How does Apricot Lane determine the allowance for estimated losses on accounts receivable?
Apricot_Lane Franchise · 2025 FDDAnswer from 2025 FDD Document
The Company's accounts receivable are generated in the ordinary course of business from franchise agreements. The Company provides for estimated losses on accounts receivable based on prior bad debt experience and a review of existing customer receivables. Uncollectible receivables are charged off when deemed uncollectible by management. Recoveries from previously charged off accounts are recorded when received. Interest was not charged on past due receivables.
In addition, the Company has two outstanding notes receivable that are currently in default. Management believes that there is sufficient collateral available should the notes continue in default, but that the notes are fully collectible. There is currently a reserve for doubtful accounts established against theses notes to account for the time-value of money covering an expected delayed payment sequence. These notes have also been classified as long-term in nature due to the unlikelihood of immediate collection of the entire balance.
Source: Item 23 — RECEIPTS (FDD pages 51–222)
What This Means (2025 FDD)
According to Apricot Lane's 2025 Franchise Disclosure Document, the company determines its allowance for estimated losses on accounts receivable, which arise from franchise agreements, by considering both past bad debt experience and a review of existing customer receivables. When Apricot Lane management deems receivables uncollectible, they are charged off. Recoveries from previously charged off accounts are recorded when they are received. Notably, Apricot Lane does not charge interest on past due receivables.
In addition, Apricot Lane has two outstanding notes receivable that are currently in default. While management believes there is sufficient collateral available should the notes continue in default and that the notes are fully collectible, a reserve for doubtful accounts has been established against these notes. This reserve accounts for the time-value of money, covering an expected delayed payment sequence. Due to the unlikelihood of immediate collection of the entire balance, these notes have also been classified as long-term in nature.

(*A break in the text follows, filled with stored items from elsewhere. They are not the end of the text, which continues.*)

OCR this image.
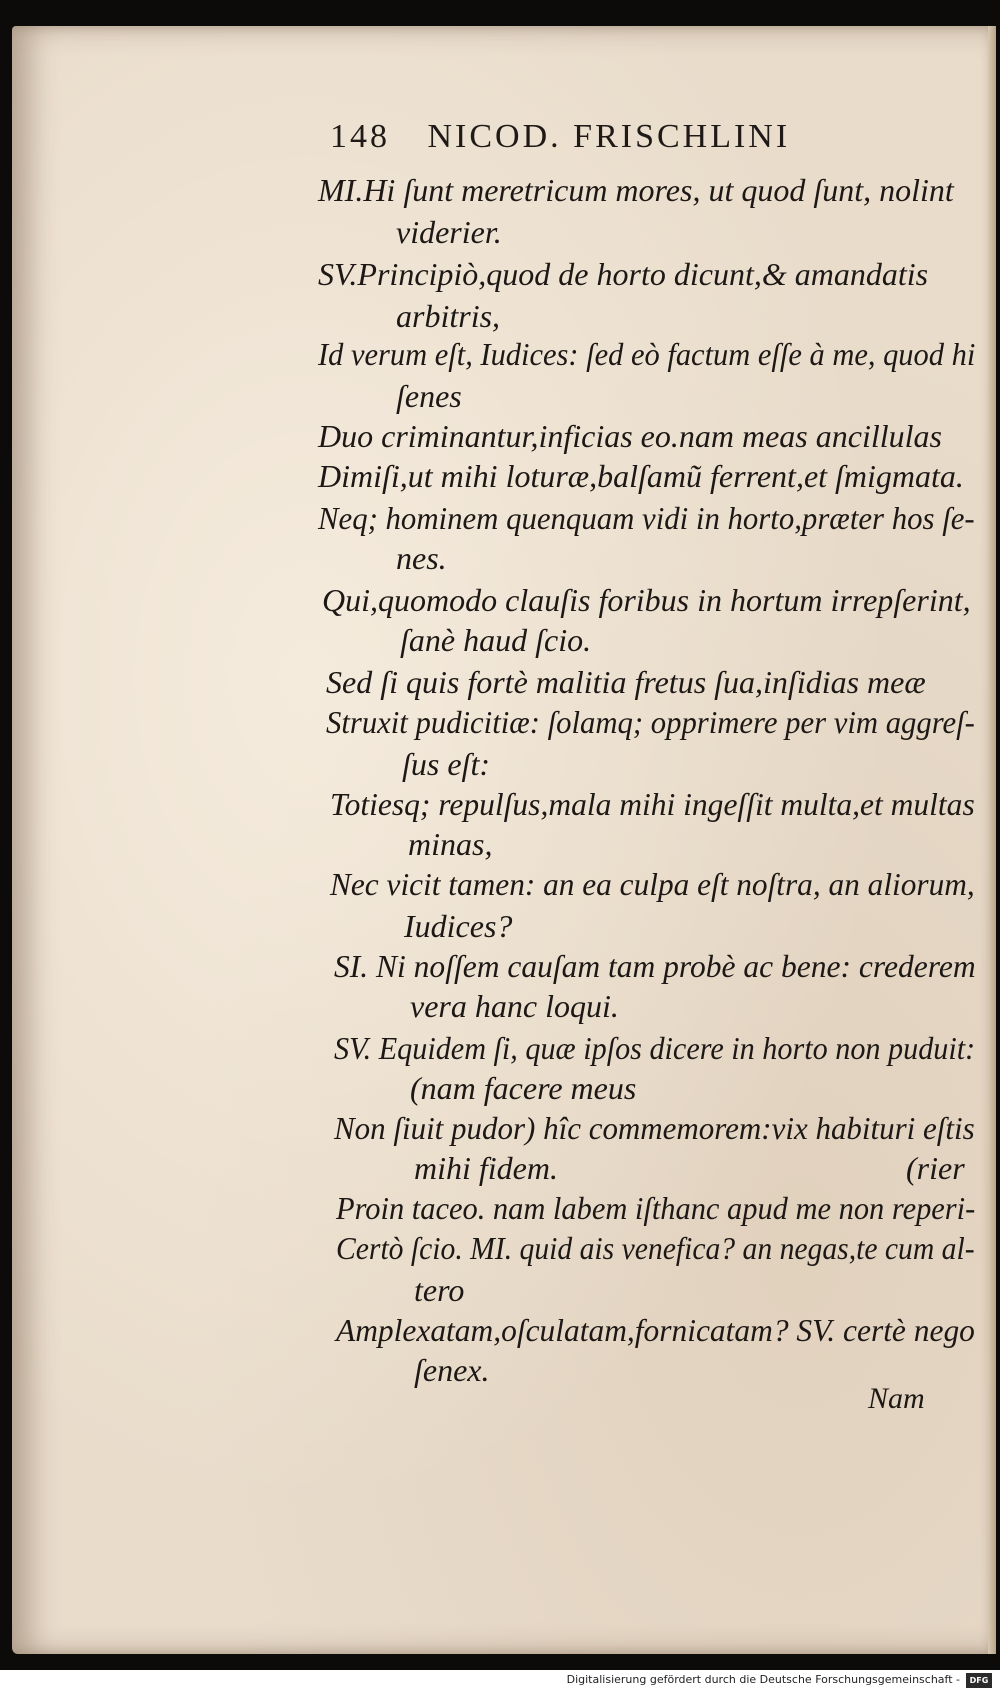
148 NICOD. FRISCHLINI
MI.Hi ſunt meretricum mores, ut quod ſunt, nolint
viderier.
SV.Principiò,quod de horto dicunt,& amandatis
arbitris,
Id verum eſt, Iudices: ſed eò factum eſſe à me, quod hi
ſenes
Duo criminantur,inficias eo.nam meas ancillulas
Dimiſi,ut mihi loturæ,balſamũ ferrent,et ſmigmata.
Neq; hominem quenquam vidi in horto,præter hos ſe-
nes.
Qui,quomodo clauſis foribus in hortum irrepſerint,
ſanè haud ſcio.
Sed ſi quis fortè malitia fretus ſua,inſidias meæ
Struxit pudicitiæ: ſolamq; opprimere per vim aggreſ-
ſus eſt:
Totiesq; repulſus,mala mihi ingeſſit multa,et multas
minas,
Nec vicit tamen: an ea culpa eſt noſtra, an aliorum,
Iudices?
SI. Ni noſſem cauſam tam probè ac bene: crederem
vera hanc loqui.
SV. Equidem ſi, quæ ipſos dicere in horto non puduit:
(nam facere meus
Non ſiuit pudor) hîc commemorem:vix habituri eſtis
mihi fidem.	(rier
Proin taceo. nam labem iſthanc apud me non reperi-
Certò ſcio. MI. quid ais venefica? an negas,te cum al-
tero
Amplexatam,oſculatam,fornicatam? SV. certè nego
ſenex.
Nam
Digitalisierung gefördert durch die Deutsche Forschungsgemeinschaft -	DFG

For prospective Apricot Lane franchisees, this accounting policy indicates that the franchisor is proactive in managing potential losses from franchisee accounts. The allowance for doubtful accounts, which was ($45,004) in both 2024 and 2023, suggests that Apricot Lane recognizes the risk of non-payment and sets aside reserves to cover these potential losses. This practice is a standard accounting procedure that provides a more accurate representation of the company's financial health. Franchisees should be aware that while Apricot Lane actively manages its receivables, the ultimate responsibility for royalty and advertising fee payments rests with them.